その時点である程度のリスクがあると判断されたわけですので、無理をして住宅ローンを組めば大変なことになってしまうかもしれません。

もし連帯保証人になってほしいと言われたら?

自分が住宅ローンを組む立場なのではなく、連帯保証人になってほしいと頼まれる立場だったらどうするべきでしょうか?

ここまで紹介してきたように、連帯保証人になることは大きなリスクを背負うことです。
万が一契約者が返済不能になれば、その人に代わって自分が多額の住宅ローンを返済していかないといけません
なんとか返済できるにしても経済的に苦しくなりますし、返済ができないなら最悪の場合は自己破産、財産の差し押さえなどが考えられます。

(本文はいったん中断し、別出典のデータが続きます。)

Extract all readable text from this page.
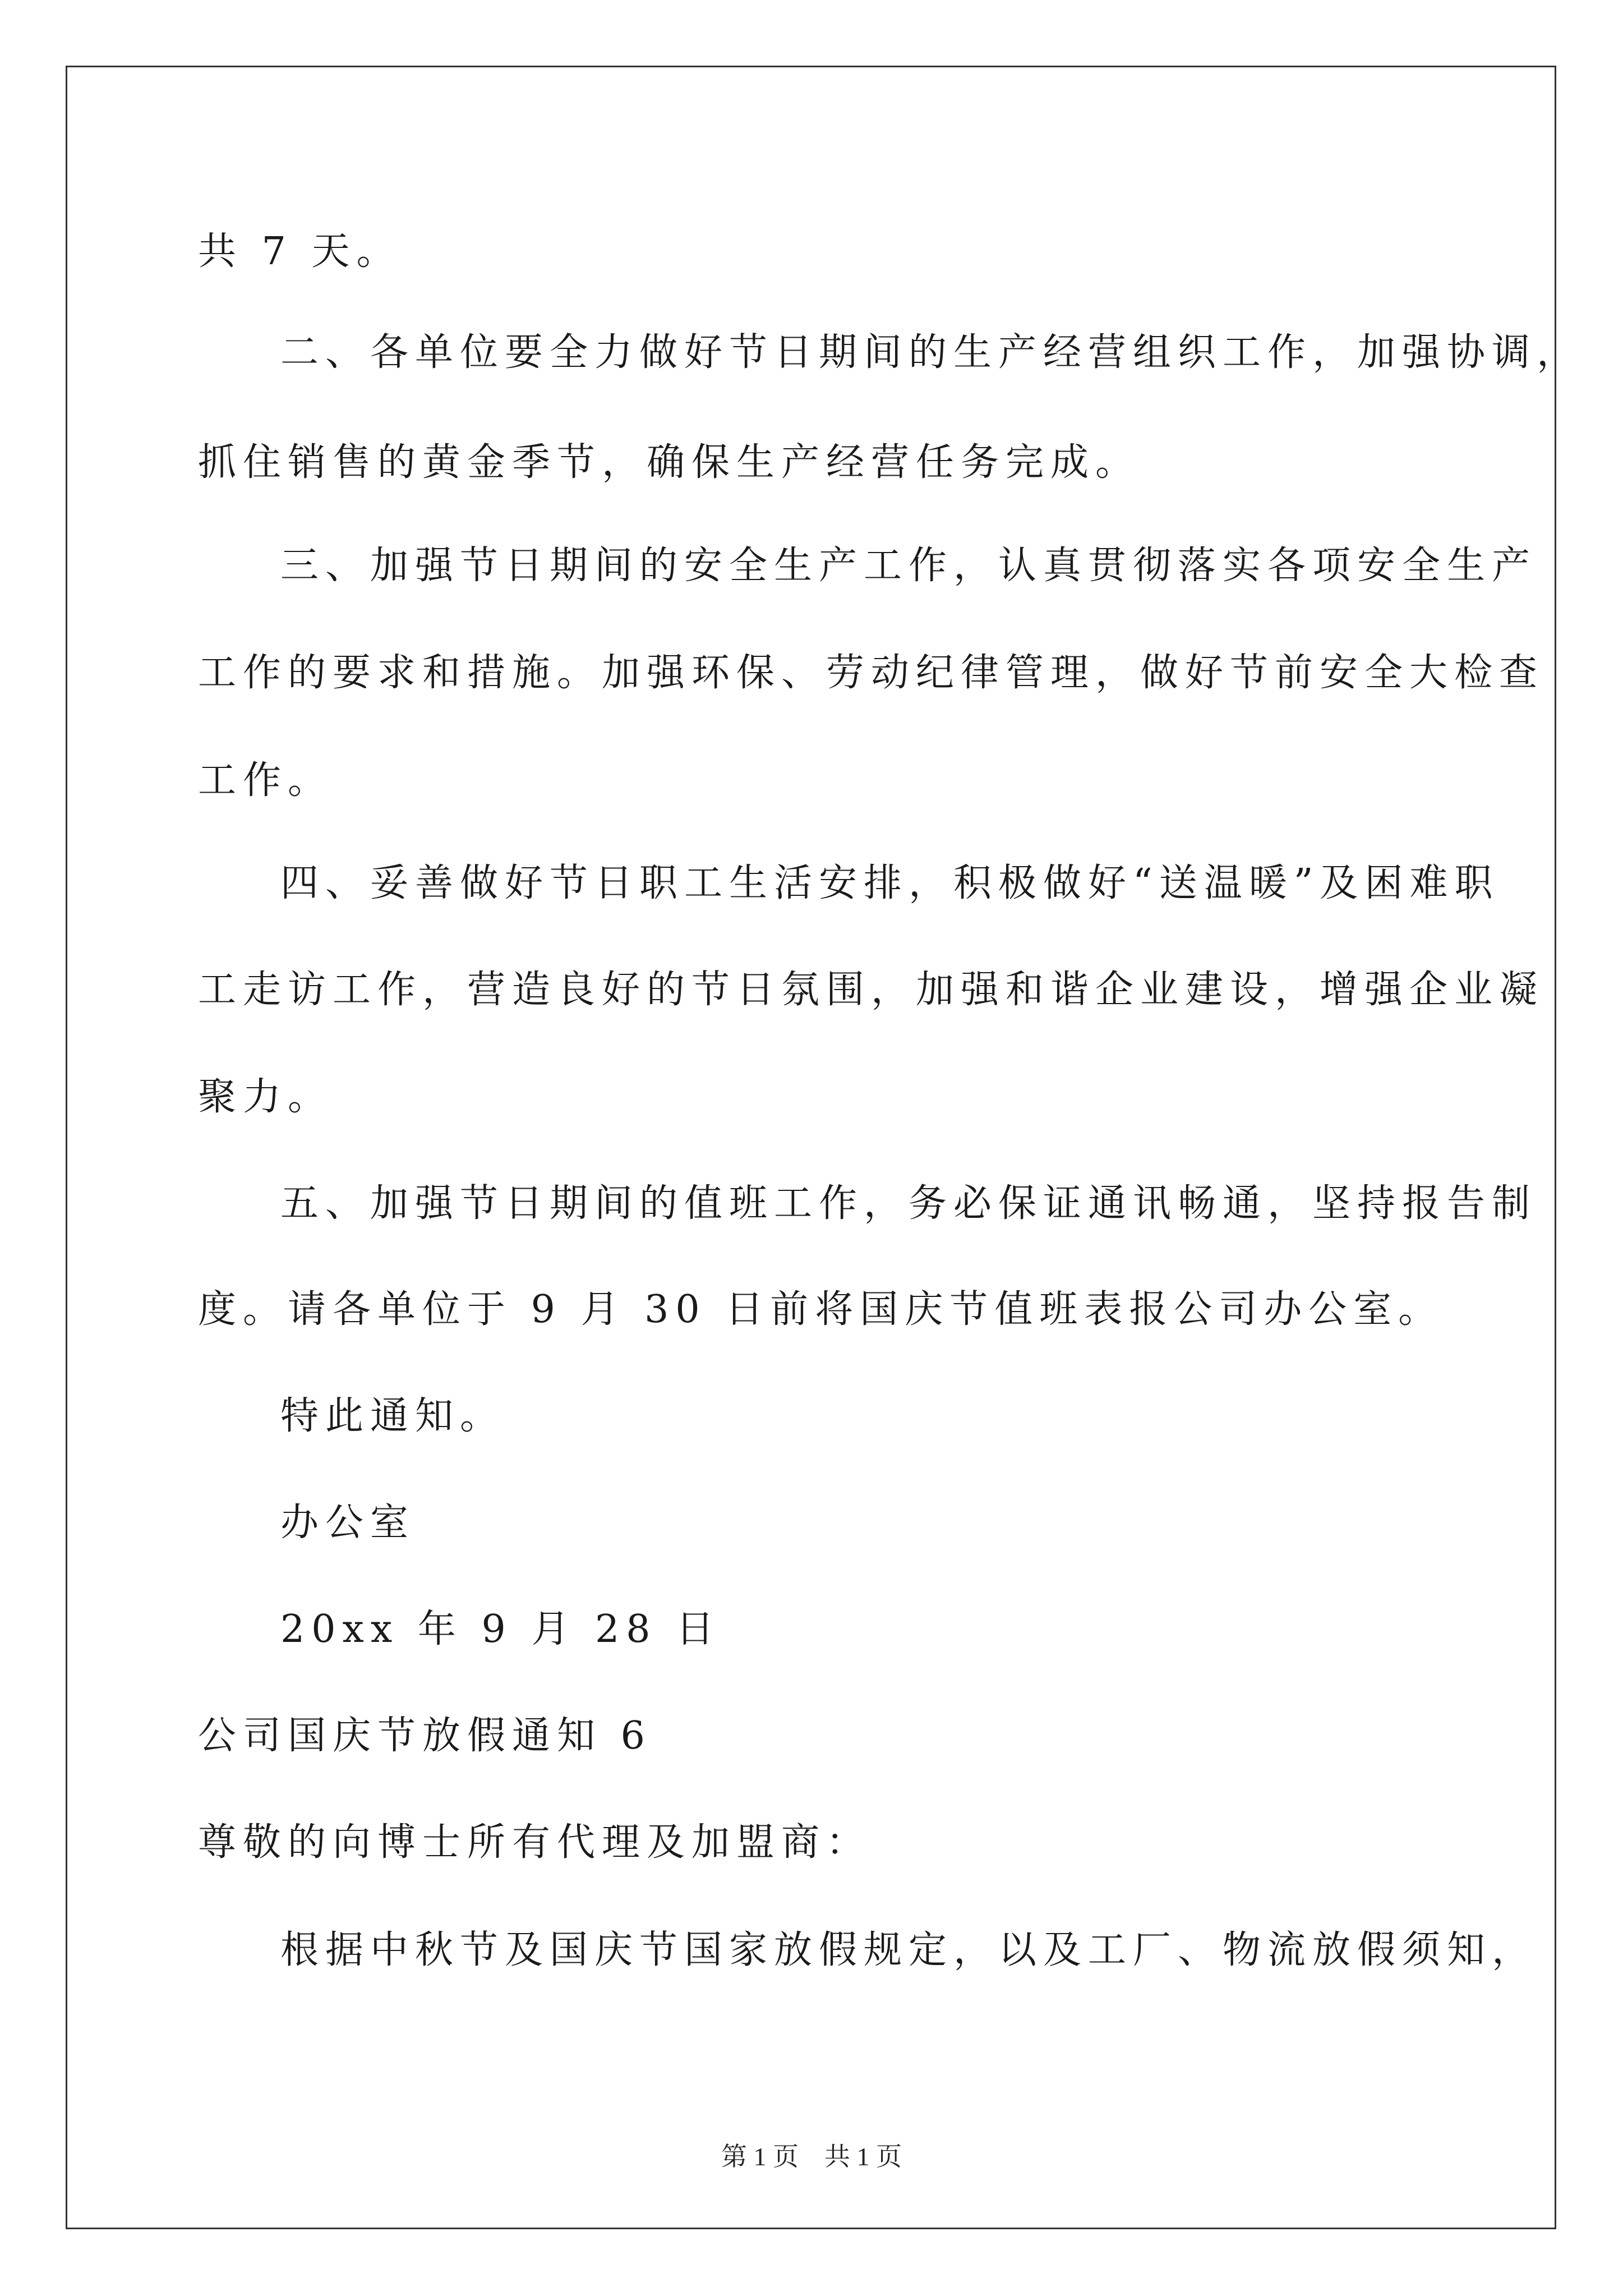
共 7 天。
二、各单位要全力做好节日期间的生产经营组织工作，加强协调，
抓住销售的黄金季节，确保生产经营任务完成。
三、加强节日期间的安全生产工作，认真贯彻落实各项安全生产
工作的要求和措施。加强环保、劳动纪律管理，做好节前安全大检查
工作。
四、妥善做好节日职工生活安排，积极做好“送温暖”及困难职
工走访工作，营造良好的节日氛围，加强和谐企业建设，增强企业凝
聚力。
五、加强节日期间的值班工作，务必保证通讯畅通，坚持报告制
度。请各单位于 9 月 30 日前将国庆节值班表报公司办公室。
特此通知。
办公室
20xx 年 9 月 28 日
公司国庆节放假通知 6
尊敬的向博士所有代理及加盟商：
根据中秋节及国庆节国家放假规定，以及工厂、物流放假须知，
第 1 页　共 1 页
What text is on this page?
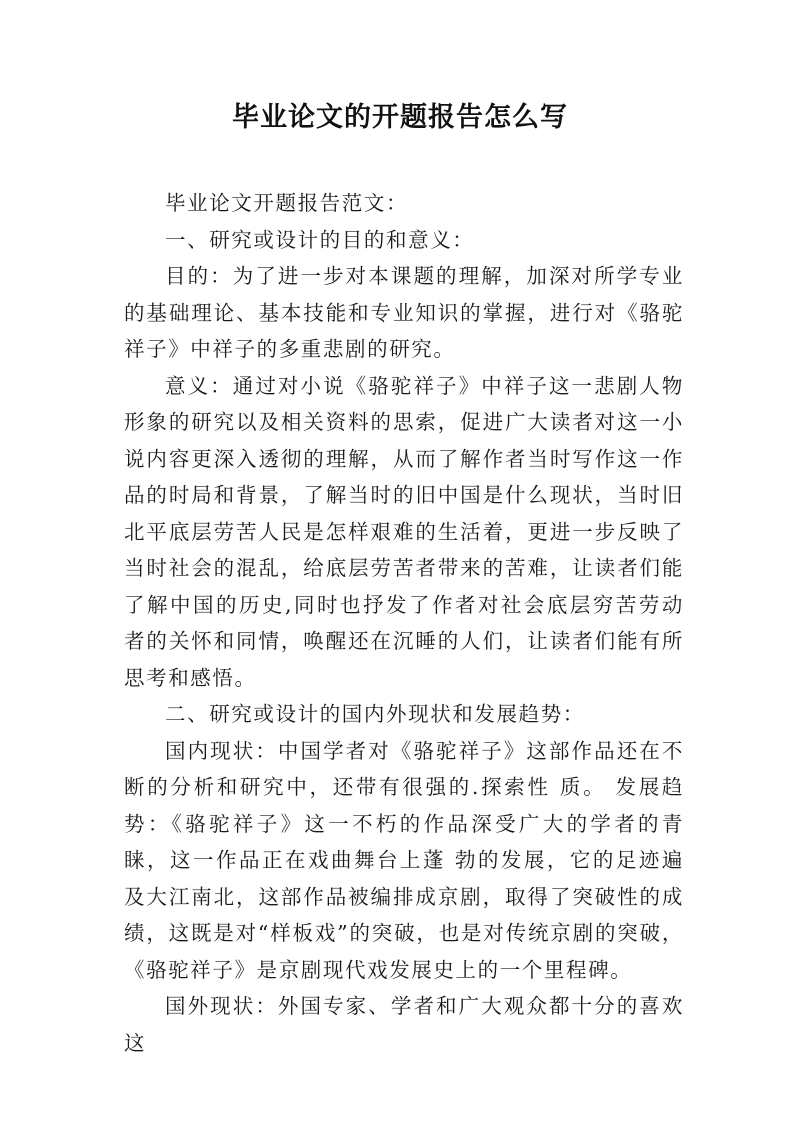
毕业论文的开题报告怎么写

毕业论文开题报告范文：

一、研究或设计的目的和意义：

目的：为了进一步对本课题的理解，加深对所学专业的基础理论、基本技能和专业知识的掌握，进行对《骆驼祥子》中祥子的多重悲剧的研究。

意义：通过对小说《骆驼祥子》中祥子这一悲剧人物形象的研究以及相关资料的思索，促进广大读者对这一小说内容更深入透彻的理解，从而了解作者当时写作这一作品的时局和背景，了解当时的旧中国是什么现状，当时旧北平底层劳苦人民是怎样艰难的生活着，更进一步反映了当时社会的混乱，给底层劳苦者带来的苦难，让读者们能了解中国的历史,同时也抒发了作者对社会底层穷苦劳动者的关怀和同情，唤醒还在沉睡的人们，让读者们能有所思考和感悟。

二、研究或设计的国内外现状和发展趋势：

国内现状：中国学者对《骆驼祥子》这部作品还在不断的分析和研究中，还带有很强的.探索性 质。 发展趋势：《骆驼祥子》这一不朽的作品深受广大的学者的青睐，这一作品正在戏曲舞台上蓬 勃的发展，它的足迹遍及大江南北，这部作品被编排成京剧，取得了突破性的成绩，这既是对“样板戏”的突破，也是对传统京剧的突破，《骆驼祥子》是京剧现代戏发展史上的一个里程碑。

国外现状：外国专家、学者和广大观众都十分的喜欢这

本当にこれだけのリスクを背負うべきなのかよく検討しましょう。

家族や仲の良い知人から頼まれると断りにくいかもしれません。
ですが自分の人生を大きく変えてしまう選択になる可能性があります。
基本的に連帯保証人にはなるべきではないと言われており、実際断るのが無難でしょう。

夫婦関係で、お互いが暮らす家のために連帯保証人になるなら別ですが、特に知人などから頼まれた時はリスクが非常に大きいと言えます。
連帯保証人になるといざという時に何が起こるのかを把握し、そのうえでどうするかを決断するようにしましょう。

こざかな生徒
こざかな生徒

連帯保証人になるということは、いざという時に債務を背負うことなんですね

非常に大きなリスクとなりますので、連帯保証人になるべきかどうかは慎重に判断しましょう

クジラ先生
クジラ先生
こざかな生徒
こざかな生徒

軽い気持ちで引き受けると将来的に大変なことになりかねませんね

そのとおりです
連帯保証人にはならないのが無難で、自分がお願いする立場の時は家族など身内にお願いするのが基本です

クジラ先生
クジラ先生

住宅ローンと連帯保証人について見てきました。
住宅ローンを組む場合に連帯保証人を求められることがありますが、現在ではそうした事例も少なくなっています。
保証会社を利用することで家族や知人を連帯保証人とする必要がなくなりました

もし保証人・連帯保証人を用意するように求められたら、保証会社を使えないか確認してみましょう。
これならトラブル防止にもなり、自分自身も安心して住宅ローンを組めます。

連帯保証人を誰かにお願いするということは大きなリスクを背負います。
契約者もそうですし、連帯保証人になった人もそうです。
トラブルを回避するためにも、連帯保証人は用意しないのがもっとも良い方法です。
また、家の売買に連帯保証人が大きな影響を与えることはありません。
その点も踏まえたうえで、家を購入する時の保証についてよく考えることが大切です。